Warning!!! The author is aware and has agreed to this fanfic being posted on this site. So, before downloading this file, remember public use or posting it on other's sites is not allowed, least of all without permission! Just think of the hard work authors and webmasters do, and, please, for common courtesy and respect towards them, remember not to steal from them.

L'autore è consapevole ed ha acconsentito a che la propria fanfic fosse pubblicata su questo sito. Dunque, prima di scaricare questi file, ricordate che non è consentito né il loro uso pubblico, né pubblicarli su di un altro sito, tanto più senza permesso! Pensate al lavoro che gli autori ed i webmaster fanno e, quindi, per cortesia e rispetto verso di loro, non rubate.

        

7.

 

Oscar non riesce più a sostenere la vicinanza di André che le parla in questo modo. Non sostiene la sua vicinanza e basta, a dire il vero. Lo sa anche lei che sono due mesi che non la tocca, le sue mani le mancano.

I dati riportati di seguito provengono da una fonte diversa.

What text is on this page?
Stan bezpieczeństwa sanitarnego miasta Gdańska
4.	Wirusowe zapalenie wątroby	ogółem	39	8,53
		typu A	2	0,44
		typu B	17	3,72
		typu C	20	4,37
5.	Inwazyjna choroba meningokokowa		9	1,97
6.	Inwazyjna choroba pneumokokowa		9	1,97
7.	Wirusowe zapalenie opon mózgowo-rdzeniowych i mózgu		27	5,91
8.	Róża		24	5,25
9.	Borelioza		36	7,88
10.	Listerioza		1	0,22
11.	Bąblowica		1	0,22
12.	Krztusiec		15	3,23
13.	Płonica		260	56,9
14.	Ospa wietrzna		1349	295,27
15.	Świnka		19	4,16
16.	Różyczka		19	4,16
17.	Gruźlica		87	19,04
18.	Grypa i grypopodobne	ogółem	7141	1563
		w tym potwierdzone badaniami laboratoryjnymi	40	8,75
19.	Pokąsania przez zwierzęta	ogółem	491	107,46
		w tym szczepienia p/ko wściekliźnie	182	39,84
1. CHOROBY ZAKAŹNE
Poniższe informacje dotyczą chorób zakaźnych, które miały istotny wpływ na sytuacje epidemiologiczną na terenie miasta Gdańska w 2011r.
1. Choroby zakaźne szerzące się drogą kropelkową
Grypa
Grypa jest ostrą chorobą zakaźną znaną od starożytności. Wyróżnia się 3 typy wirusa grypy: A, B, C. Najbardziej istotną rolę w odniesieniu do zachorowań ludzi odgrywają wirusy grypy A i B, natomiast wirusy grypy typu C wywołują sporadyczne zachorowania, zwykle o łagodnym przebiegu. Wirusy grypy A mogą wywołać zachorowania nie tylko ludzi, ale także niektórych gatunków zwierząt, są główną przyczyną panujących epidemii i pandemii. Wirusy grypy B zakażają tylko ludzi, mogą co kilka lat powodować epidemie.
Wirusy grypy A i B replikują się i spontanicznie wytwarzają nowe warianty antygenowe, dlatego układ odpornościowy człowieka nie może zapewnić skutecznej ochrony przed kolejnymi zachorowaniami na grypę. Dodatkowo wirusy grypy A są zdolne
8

André però è arrabbiato e sta dicendo cose pesanti.

Le è mancato il suo corpo, in questi due mesi. Le è mancato il sentirlo addosso.

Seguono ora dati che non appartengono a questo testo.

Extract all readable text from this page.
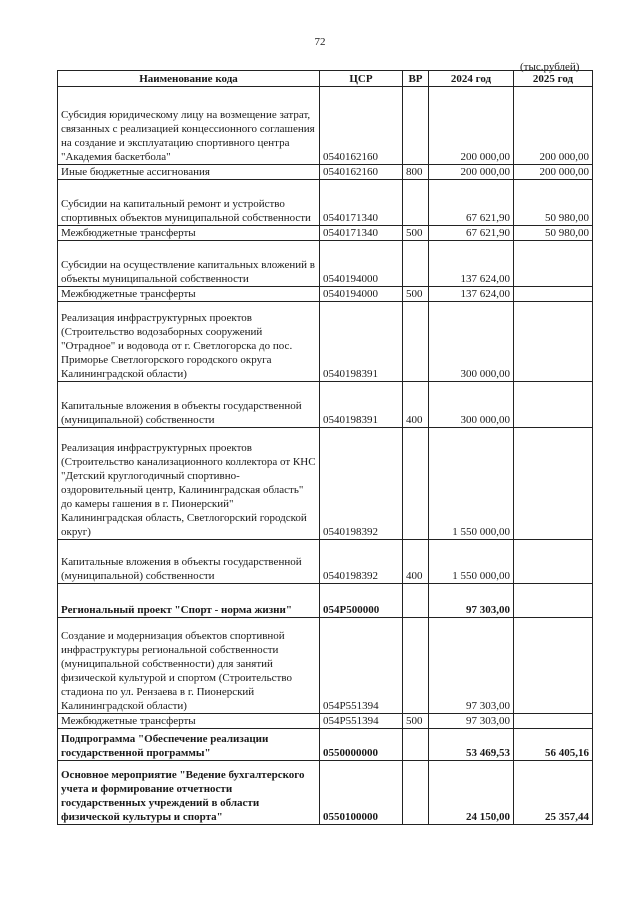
72
(тыс.рублей)
Наименование кода	ЦСР	ВР	2024 год	2025 год
Субсидия юридическому лицу на возмещение затрат, связанных с реализацией концессионного соглашения на создание и эксплуатацию спортивного центра "Академия баскетбола"	0540162160		200 000,00	200 000,00
Иные бюджетные ассигнования	0540162160	800	200 000,00	200 000,00
Субсидии на капитальный ремонт и устройство спортивных объектов муниципальной собственности	0540171340		67 621,90	50 980,00
Межбюджетные трансферты	0540171340	500	67 621,90	50 980,00
Субсидии на осуществление капитальных вложений в объекты муниципальной собственности	0540194000		137 624,00	
Межбюджетные трансферты	0540194000	500	137 624,00	
Реализация инфраструктурных проектов (Строительство водозаборных сооружений "Отрадное" и водовода от г. Светлогорска до пос. Приморье Светлогорского городского округа Калининградской области)	0540198391		300 000,00	
Капитальные вложения в объекты государственной (муниципальной) собственности	0540198391	400	300 000,00	
Реализация инфраструктурных проектов (Строительство канализационного коллектора от КНС "Детский круглогодичный спортивно-оздоровительный центр, Калининградская область" до камеры гашения в г. Пионерский" Калининградская область, Светлогорский городской округ)	0540198392		1 550 000,00	
Капитальные вложения в объекты государственной (муниципальной) собственности	0540198392	400	1 550 000,00	
Региональный проект "Спорт - норма жизни"	054P500000		97 303,00	
Создание и модернизация объектов спортивной инфраструктуры региональной собственности (муниципальной собственности) для занятий физической культурой и спортом (Строительство стадиона по ул. Рензаева в г. Пионерский Калининградской области)	054P551394		97 303,00	
Межбюджетные трансферты	054P551394	500	97 303,00	
Подпрограмма "Обеспечение реализации государственной программы"	0550000000		53 469,53	56 405,16
Основное мероприятие "Ведение бухгалтерского учета и формирование отчетности государственных учреждений в области физической культуры и спорта"	0550100000		24 150,00	25 357,44
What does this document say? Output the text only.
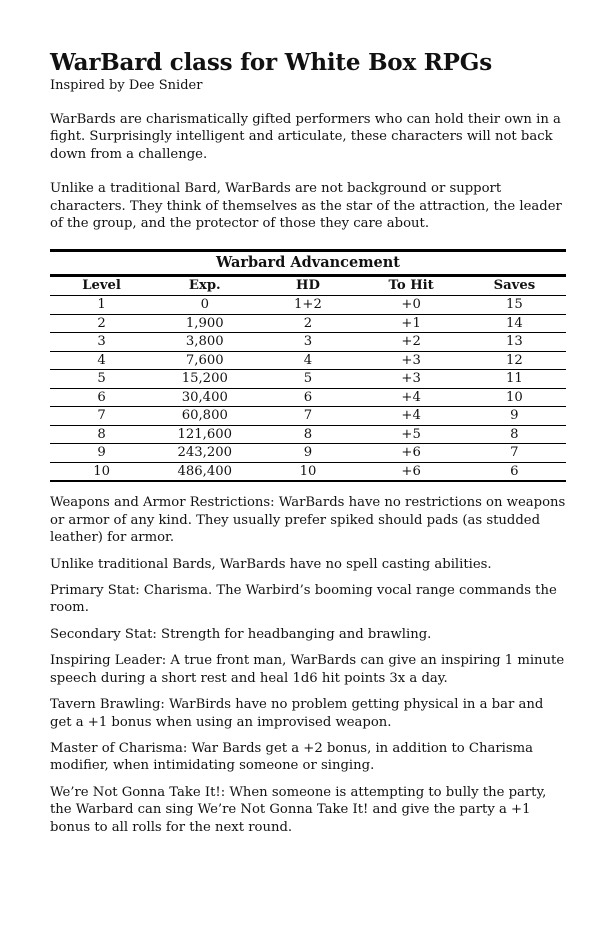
WarBard class for White Box RPGs
Inspired by Dee Snider

WarBards are charismatically gifted performers who can hold their own in a fight. Surprisingly intelligent and articulate, these characters will not back down from a challenge.

Unlike a traditional Bard, WarBards are not background or support characters. They think of themselves as the star of the attraction, the leader of the group, and the protector of those they care about.

Warbard Advancement
Level	Exp.	HD	To Hit	Saves
1	0	1+2	+0	15
2	1,900	2	+1	14
3	3,800	3	+2	13
4	7,600	4	+3	12
5	15,200	5	+3	11
6	30,400	6	+4	10
7	60,800	7	+4	9
8	121,600	8	+5	8
9	243,200	9	+6	7
10	486,400	10	+6	6

Weapons and Armor Restrictions: WarBards have no restrictions on weapons or armor of any kind. They usually prefer spiked should pads (as studded leather) for armor.

Unlike traditional Bards, WarBards have no spell casting abilities.

Primary Stat: Charisma. The Warbird’s booming vocal range commands the room.

Secondary Stat: Strength for headbanging and brawling.

Inspiring Leader: A true front man, WarBards can give an inspiring 1 minute speech during a short rest and heal 1d6 hit points 3x a day.

Tavern Brawling: WarBirds have no problem getting physical in a bar and get a +1 bonus when using an improvised weapon.

Master of Charisma: War Bards get a +2 bonus, in addition to Charisma modifier, when intimidating someone or singing.

We’re Not Gonna Take It!: When someone is attempting to bully the party, the Warbard can sing We’re Not Gonna Take It! and give the party a +1 bonus to all rolls for the next round.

André è arrabbiato ed è arrabbiato per niente, l'accusa di cose che non ha fatto. Fa discorsi che non ha mai fatto. Oscar si sente offesa, e poi non vuole dargliela vinta.

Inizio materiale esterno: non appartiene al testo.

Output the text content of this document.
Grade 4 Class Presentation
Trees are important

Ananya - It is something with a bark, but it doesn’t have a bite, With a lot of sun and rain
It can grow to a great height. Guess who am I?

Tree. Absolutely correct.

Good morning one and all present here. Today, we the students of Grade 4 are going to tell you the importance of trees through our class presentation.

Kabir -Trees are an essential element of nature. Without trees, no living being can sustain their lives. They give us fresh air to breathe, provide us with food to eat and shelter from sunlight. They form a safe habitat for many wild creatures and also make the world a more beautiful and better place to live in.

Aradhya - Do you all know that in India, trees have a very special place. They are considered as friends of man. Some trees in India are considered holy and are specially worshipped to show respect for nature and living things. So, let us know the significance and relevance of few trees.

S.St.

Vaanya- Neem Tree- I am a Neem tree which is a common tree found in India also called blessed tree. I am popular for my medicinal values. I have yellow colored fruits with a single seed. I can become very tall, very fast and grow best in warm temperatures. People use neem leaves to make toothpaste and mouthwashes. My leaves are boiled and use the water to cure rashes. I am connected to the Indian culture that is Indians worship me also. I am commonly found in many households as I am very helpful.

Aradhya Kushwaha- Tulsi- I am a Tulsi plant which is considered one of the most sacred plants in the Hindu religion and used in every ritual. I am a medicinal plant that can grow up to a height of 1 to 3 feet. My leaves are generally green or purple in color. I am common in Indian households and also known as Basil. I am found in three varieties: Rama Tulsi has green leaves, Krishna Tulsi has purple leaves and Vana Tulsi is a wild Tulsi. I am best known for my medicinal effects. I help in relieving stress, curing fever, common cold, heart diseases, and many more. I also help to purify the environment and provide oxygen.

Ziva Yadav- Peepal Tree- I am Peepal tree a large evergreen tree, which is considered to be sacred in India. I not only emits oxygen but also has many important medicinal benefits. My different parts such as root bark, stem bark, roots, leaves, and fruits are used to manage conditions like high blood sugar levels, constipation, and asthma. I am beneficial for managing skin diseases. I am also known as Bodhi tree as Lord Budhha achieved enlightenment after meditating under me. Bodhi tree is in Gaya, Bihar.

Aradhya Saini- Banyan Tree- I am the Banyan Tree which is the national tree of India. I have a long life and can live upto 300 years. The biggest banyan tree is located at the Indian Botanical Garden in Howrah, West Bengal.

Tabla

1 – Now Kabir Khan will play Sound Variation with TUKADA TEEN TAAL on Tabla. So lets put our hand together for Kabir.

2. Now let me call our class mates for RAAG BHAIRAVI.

Prende il mantello e se lo getta addosso, tira su il cappuccio: va verso la porta dove c'è lui per girargli attorno e uscire.

Lui ha i pugni chiusi, la testa bassa, e non la guarda. Non si sposta dall'uscita. Allora gli passa accanto strisciando contro lo stipite e sul suo fianco, i visi vicini.

Mentre gli scivola addosso André fa un passo verso la porta ed il suo corpo la blocca. I veli vaporosi della gonna si gonfiano, trattenuti nella stretta della sua presenza. È fermo contro di lei, il petto si alza e si abbassa nel respiro.

“Non andare.”

Non si muove, le dice solo di non andare. La sta fissando ed è ferma contro il suo corpo, sono uno contro l'altro in mezzo a una porta aperta sul corridoio.

André tiene le braccia immobili lungo i fianchi, le mani chiuse.

“Ci vedranno”, lei dice.

“Chi se ne importa.”

“André...”

Lo forza appena e subito è libera, scivola via leggera lungo le scale.

“Oscar...”

André è con lei, la sta seguendo per la scalinata. Le prende il polso sul corrimano, Oscar si volta a guardarlo: la sta stringendo e le dice non andare, resta qui con me. Oscar trema un poco a quel contatto e lui se ne accorge.

“Allora vengo io con te.”

 

L'ha accompagnata alla carrozza, l'ha aiutata a salire ed è salito dopo di lei. Il cocchiere ha ricevuto da un André stranamente asciutto l'ordine di andare a Versailles e non ha riconosciuto la donna avvolta nella cappa bianca. Sono in viaggio da qualche minuto e lui le è seduto di fronte, la guarda.

“È inutile che tu sia venuto a sorvegliarmi, non scenderò da questa carrozza”.

“Questo è già un risultato - le risponde piano -. Peccato, però, che non possano vederti così in ghingheri”.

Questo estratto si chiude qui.